The specific set of birth defects that may be part of VATER or VACTERL are not known to be causally connected. Instead, they occur together too often to be just a random collection of symptoms. While there is currently no known cause for this, a genetic defect is believed to be involved, and research suggests that the disruption to fetal development that causes VATER occurs early in pregnancy. Also, women with diabetes appear to be more likely to have children with VATER. Every little thing plays a role in development and health, you need to keep yourself as healthy as possible.
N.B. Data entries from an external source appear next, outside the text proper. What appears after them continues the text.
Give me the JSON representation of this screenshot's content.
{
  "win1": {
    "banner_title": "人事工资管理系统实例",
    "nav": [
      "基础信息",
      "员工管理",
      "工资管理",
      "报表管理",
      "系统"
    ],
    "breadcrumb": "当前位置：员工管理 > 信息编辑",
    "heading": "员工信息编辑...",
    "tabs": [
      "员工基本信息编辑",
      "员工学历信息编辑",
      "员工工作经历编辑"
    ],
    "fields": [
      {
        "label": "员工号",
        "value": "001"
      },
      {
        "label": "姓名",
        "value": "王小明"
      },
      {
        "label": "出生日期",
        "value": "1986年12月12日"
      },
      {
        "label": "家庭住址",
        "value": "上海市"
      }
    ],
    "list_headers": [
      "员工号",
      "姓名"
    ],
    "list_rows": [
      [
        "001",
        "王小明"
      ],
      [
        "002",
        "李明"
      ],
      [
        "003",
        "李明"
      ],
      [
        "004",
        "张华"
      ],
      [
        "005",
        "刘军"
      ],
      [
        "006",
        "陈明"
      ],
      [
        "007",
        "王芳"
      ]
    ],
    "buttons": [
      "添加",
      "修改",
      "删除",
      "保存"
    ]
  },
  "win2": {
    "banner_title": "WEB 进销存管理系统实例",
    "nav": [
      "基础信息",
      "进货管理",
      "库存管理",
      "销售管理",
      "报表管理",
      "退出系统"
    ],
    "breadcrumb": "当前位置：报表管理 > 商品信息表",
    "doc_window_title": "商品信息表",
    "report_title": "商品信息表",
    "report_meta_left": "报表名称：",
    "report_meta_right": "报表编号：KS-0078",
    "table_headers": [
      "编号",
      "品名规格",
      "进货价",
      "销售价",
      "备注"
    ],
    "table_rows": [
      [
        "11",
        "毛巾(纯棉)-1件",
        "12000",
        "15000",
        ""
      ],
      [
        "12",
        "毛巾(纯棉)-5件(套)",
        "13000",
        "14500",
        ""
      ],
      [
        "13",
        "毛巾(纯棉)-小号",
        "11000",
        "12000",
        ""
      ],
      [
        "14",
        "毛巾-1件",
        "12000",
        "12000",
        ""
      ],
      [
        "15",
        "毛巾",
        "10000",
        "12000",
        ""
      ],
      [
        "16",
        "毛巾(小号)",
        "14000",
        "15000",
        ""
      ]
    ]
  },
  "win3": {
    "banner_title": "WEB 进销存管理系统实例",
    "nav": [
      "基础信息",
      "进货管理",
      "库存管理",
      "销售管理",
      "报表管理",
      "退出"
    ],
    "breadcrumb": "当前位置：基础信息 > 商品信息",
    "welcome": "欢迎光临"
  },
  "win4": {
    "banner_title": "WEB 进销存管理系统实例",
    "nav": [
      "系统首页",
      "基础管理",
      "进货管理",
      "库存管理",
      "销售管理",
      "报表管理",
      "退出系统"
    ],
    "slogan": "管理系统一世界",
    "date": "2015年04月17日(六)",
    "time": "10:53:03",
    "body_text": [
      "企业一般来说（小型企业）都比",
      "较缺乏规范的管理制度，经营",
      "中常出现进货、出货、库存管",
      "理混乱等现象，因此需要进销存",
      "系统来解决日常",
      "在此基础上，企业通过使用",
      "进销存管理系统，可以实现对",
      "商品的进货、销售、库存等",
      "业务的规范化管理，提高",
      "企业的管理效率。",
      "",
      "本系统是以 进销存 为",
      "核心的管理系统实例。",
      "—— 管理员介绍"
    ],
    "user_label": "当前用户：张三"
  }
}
Since VATER syndrome involves a collection of several different abnormalities, signs and symptoms can appear in a number of ways and be different from person to person. The most common symptoms include:
Vertebral anomalies: Curvature of the spine, malformed vertebrae and/or ribs, absence of a tailbone. Many of these issues are spotted by parents and can be confirmed by a physical examination and X-rays, ultrasound, and/or magnetic resonance imaging (MRI).
Anal atresia: When the anal opening is blocked by a thin membrane, preventing bowel movements. A physical examination can identify this issue.
Tracheo-esophageal fistula: When the trachea and esophagus are connected, which can cause food to be inhaled into the lungs, potentially causing respiratory infections. Children with a tracheo-esophageal fistula may also have trouble swallowing and/or breathing, and a doctor’s examination can determine if that is the problem.
Renal abnormalities: Underdeveloped or malformation of kidneys, backflow of urine, misplaced urethral opening. Frequent urinary tract infections (UTIs) are a common sign of renal abnormalities, and a renal ultrasound may be ordered to determine what the specific problem is.
VATER syndrome is not a discrete disorder or disease, so there is no one medical test that can diagnose or rule it out. A diagnosis is made based on a doctor’s physical exam and the results of specialized tests done for associated areas, such as X-rays to identify vertebral anomalies and a renal ultrasound to detect kidney issues.
In order to be diagnosed with VATER, a child must have abnormalities in at least three of the areas associated with the disorder.
VATER is unusual (affecting one in 10,000 to 40,000 children) and the symptoms can differ greatly from one child to another. An important element of VATER is that it does not seem to impact intellectual development, so if a child has the physical symptoms of VATER along with brain developmental and/or cognitive challenges, the VATER diagnosis is not appropriate and alternative diagnoses will be considered.
While some children with VATER may have such severe problems that cause them to fail to thrive as infants, many do grow up and live full lives.
The treatment method for VATER depends entirely on the specific needs of the individual child and varies widely from case to case. For example, some of the abnormalities in organs and limbs can be successfully treated with surgery, while other issues may require pharmaceutical interventions, physical therapy, and/or occupational therapy.